Jesús Rodríguez tiene 29 años. Pasó una
noche en vela durante una convivencia de jóvenes en Jerez con
su parroquia, Nuestra Señora de la Paz. La realidad es que él
llevaba meses barruntando. Su padre, sacristán de la parroquia,
y su madre, conserje del colegio diocesano asociado, le inculcaron la fe en
casa.
Un día le dijo a su párroco que «estoy listo, ¿dónde es el seminario, en Toledo?». Pero en lugar de eso, lo envío a un retiro, Effetá. En ese bullicio, Dios «me fue quitando las dudas, los miedos, “fíate, recuerda que eres mi hijo amado”».
Institución Teresiana
Héctor Gregorio (34 años) es
el mayor de todos los que recibirán la ordenación sacerdotal. Héctor
se crio en una familia cristiana, donde vivió su fe de manera «serena, normal»,
hasta que terminada la carrera, Topografía, pensó en qué quería hacer con su
vida y «qué era lo que Dios quería de mí». Como «me atraía por igual» el
matrimonio que el sacerdocio, le pidió ayuda en su discernimiento a una teresiana
—instituto al que él estaba ligado como joven— porque le
parecía que podía ser una persona aséptica y «no barrer para casa».
Como diácono, ha podido celebrar bautizos y «en muchos de ellos he llorado» pensando en la grandeza de este sacramento que hace nuevos hijos para la Iglesia. Y como futuro sacerdote, piensa en la Eucaristía y en la confesión. «Coger el pan y que se convierta en el cuerpo de Cristo o poder ser canal de la gracia en el sacramento del Perdón, siendo Jesús en estos dos momentos» es algo que le sobrepasa.
Cursillos de Cristiandad
Álvaro Pérez Turbidí (26 años) pasó tres años
con la inquietud de la vocación, pero «necesitaba tener la certeza de que
era algo que no me había inventado». Y esa llegó en el
verano de 2017, durante una misión en Perú. Al principio tuvo «mucha alegría y
mucha paz», pero enseguida apreció el miedo. «Gracias a Dios, no me paralizó»,
así que «al mes comencé el introductorio», curso inicial de discernimiento que
se hacía en su época. La casulla se la impondrá su hermano Eugenio,
también sacerdote, «referente en mi vida».

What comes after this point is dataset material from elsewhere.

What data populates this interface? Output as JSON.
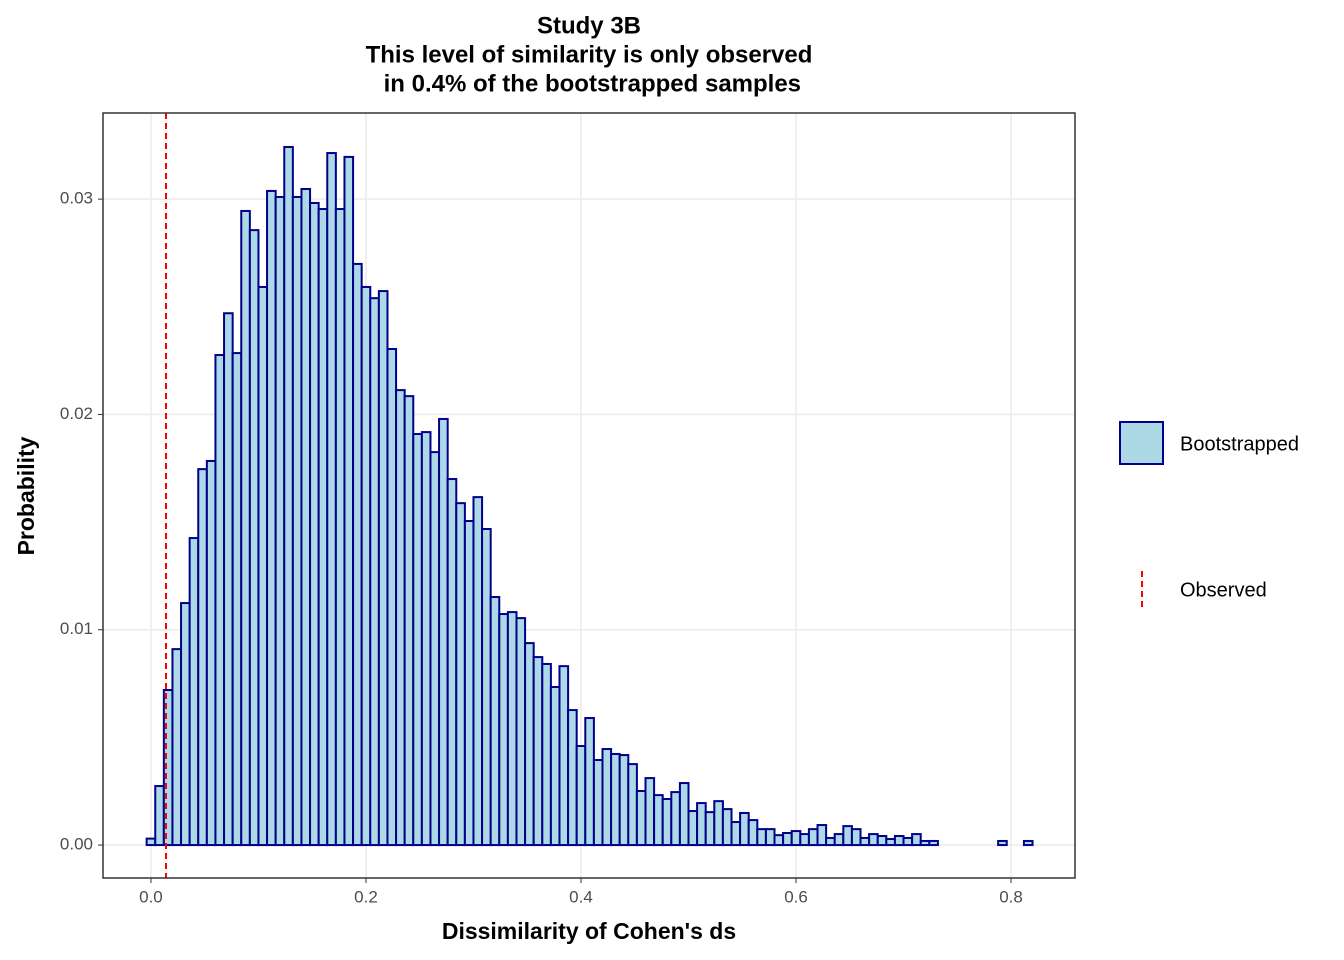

Pilar Turbidi y su esposo, Eugenio Pérez, son padres de tres hijos: una casada (y con dos hijas, o sea que son abuelos), otro ya sacerdote, y el tercero es Álvaro. La familia de Pilar y Eugenio siempre ha estado abierta a la gran familia que es la Iglesia, desde su pertenencia al movimiento Cursillos de Cristiandad: "Hemos intentado transmitirles que son parte de la Iglesia. Manteniendo la libertad, les hemos expuesto qué es la Iglesia. Y aunque nunca les hemos obligado a hacer un cursillo, lo han tenido accesible".
Colegio arzobispal y parroquias
Jaime López-Riobóo tiene 27 años. Con 14 años, Jaime cambia
de colegio y empieza en el Arzobispal de Madrid. De este tiempo pastoral
que Jaime lleva en la parroquia San Miguel de Las Rozas, lo que más le toca el
corazón es «ver el paso de Dios por la vida de la gente; es
impresionante cómo Dios está empeñado en hacer un camino de salvación y de amor
con cada persona». Ha conocido gente que redescubre a
Jesucristo ya de mayores —sus propios padres, después de hacer un Cursillo de
Cristiandad—, o jóvenes en procesos vocacionales, o niños que quieren ser
cristianos, como la de 10 años que bautizó hace un par de viernes.
Roberto Reyes (28 años) ha estado muy implicado «en la
vida de la Parroquia Santa Maravillas de Jesús».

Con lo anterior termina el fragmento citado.